Имеется телефон, по которому нужно обра­щаться, если хочешь продать старинную икону.






Анна Ивановна» — не Анна Ивановна, а художница Наталья Васькова.

Васькова с кем-то созванивалась и была довольна, что иностранец, получая разрешение на вывоз иконы, не раскусил подвох.

Кто-то хотел убить Буркалова Игоря Васи­льевича.

До этого Буркалов продал кому-то несколь­ко старинных икон, которые по дешевке приоб­рел в деревне.

Разрешение на вывоз поддельной иконы оформлено датчанину Хансу Гьельструпу неким молодым человеком, который называет себя Олег Кириллович.

Разрешение на вывоз было оформлено в выходной день, с нарушениями, и за сто долла­ров побора.

Арбат: старушка подлинная, икона под­дельная. Можно найти и продавщицу иконы, и покупательницу, и саму икону, если понадобит­ся для экспертизы.

ВДНХ: старушка подлинная, икона поддельная. Обстоятельства вокруг разрешения на вывоз иконы — чистые, без нарушений.

Ордынка (Третьяковка): старушка под­линная, икона поддельная. С разрешением на вывоз все чисто, без нарушений.

Измайлово: старушка подлинная, икона поддельная. Адрес старушки известен. Известно, что есть «жучок» Виктор Григорьевич, помогаю­щий старушке обманывать иностранцев, потому что, якобы, только он может сделать разрешение на вывоз такой «ценной» иконы.

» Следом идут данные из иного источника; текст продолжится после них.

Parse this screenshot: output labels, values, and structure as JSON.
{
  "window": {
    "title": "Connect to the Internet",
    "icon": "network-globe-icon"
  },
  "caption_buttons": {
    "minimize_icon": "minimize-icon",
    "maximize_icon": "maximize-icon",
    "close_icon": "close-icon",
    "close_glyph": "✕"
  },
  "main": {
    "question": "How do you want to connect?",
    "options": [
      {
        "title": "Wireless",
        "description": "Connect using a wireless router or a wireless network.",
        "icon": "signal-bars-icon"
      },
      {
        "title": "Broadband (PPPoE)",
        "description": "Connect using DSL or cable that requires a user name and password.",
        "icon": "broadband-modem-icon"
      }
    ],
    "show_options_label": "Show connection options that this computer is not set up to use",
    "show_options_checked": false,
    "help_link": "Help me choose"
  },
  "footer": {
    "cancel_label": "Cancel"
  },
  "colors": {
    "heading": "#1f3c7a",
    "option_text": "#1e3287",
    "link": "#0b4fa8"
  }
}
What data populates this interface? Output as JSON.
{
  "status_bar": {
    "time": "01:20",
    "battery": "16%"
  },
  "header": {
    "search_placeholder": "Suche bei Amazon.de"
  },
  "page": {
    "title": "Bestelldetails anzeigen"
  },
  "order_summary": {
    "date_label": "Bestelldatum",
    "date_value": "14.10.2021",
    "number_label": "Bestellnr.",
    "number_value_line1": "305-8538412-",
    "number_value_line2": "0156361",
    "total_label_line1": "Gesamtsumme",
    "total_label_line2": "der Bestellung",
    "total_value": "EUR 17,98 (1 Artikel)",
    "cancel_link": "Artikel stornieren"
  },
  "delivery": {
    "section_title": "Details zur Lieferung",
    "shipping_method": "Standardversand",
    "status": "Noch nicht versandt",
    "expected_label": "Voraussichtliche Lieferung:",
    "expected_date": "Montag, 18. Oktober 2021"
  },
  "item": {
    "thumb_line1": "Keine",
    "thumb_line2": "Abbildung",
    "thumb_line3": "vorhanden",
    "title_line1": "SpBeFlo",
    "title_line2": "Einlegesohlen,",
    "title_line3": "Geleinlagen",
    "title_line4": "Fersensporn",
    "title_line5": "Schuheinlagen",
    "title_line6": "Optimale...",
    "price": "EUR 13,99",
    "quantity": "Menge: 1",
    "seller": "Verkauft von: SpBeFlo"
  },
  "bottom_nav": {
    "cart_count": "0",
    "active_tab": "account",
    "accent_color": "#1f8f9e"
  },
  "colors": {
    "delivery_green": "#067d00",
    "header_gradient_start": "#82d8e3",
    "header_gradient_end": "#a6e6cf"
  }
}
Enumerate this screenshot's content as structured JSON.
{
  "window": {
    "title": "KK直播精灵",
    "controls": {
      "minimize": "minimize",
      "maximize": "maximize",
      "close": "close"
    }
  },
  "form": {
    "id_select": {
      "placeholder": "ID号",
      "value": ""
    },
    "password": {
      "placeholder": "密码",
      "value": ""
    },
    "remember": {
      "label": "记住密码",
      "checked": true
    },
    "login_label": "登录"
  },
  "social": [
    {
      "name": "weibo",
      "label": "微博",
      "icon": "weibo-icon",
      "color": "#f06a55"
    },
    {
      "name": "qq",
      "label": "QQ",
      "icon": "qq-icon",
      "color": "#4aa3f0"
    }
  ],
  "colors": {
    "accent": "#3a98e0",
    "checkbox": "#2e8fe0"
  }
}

— Что ж, — сказал директор, видя, что пауза затягивается. — Может, наши гости хотят пока что-нибудь сказать? Виталий Яковлевич?

Виталий Яковлевич поскреб подбородок.

— Подделка, конечно, самого низкого качест­ва, — сказал он, рассматривая икону. — Рассчи­тана на людей ничего не смыслящих в этом.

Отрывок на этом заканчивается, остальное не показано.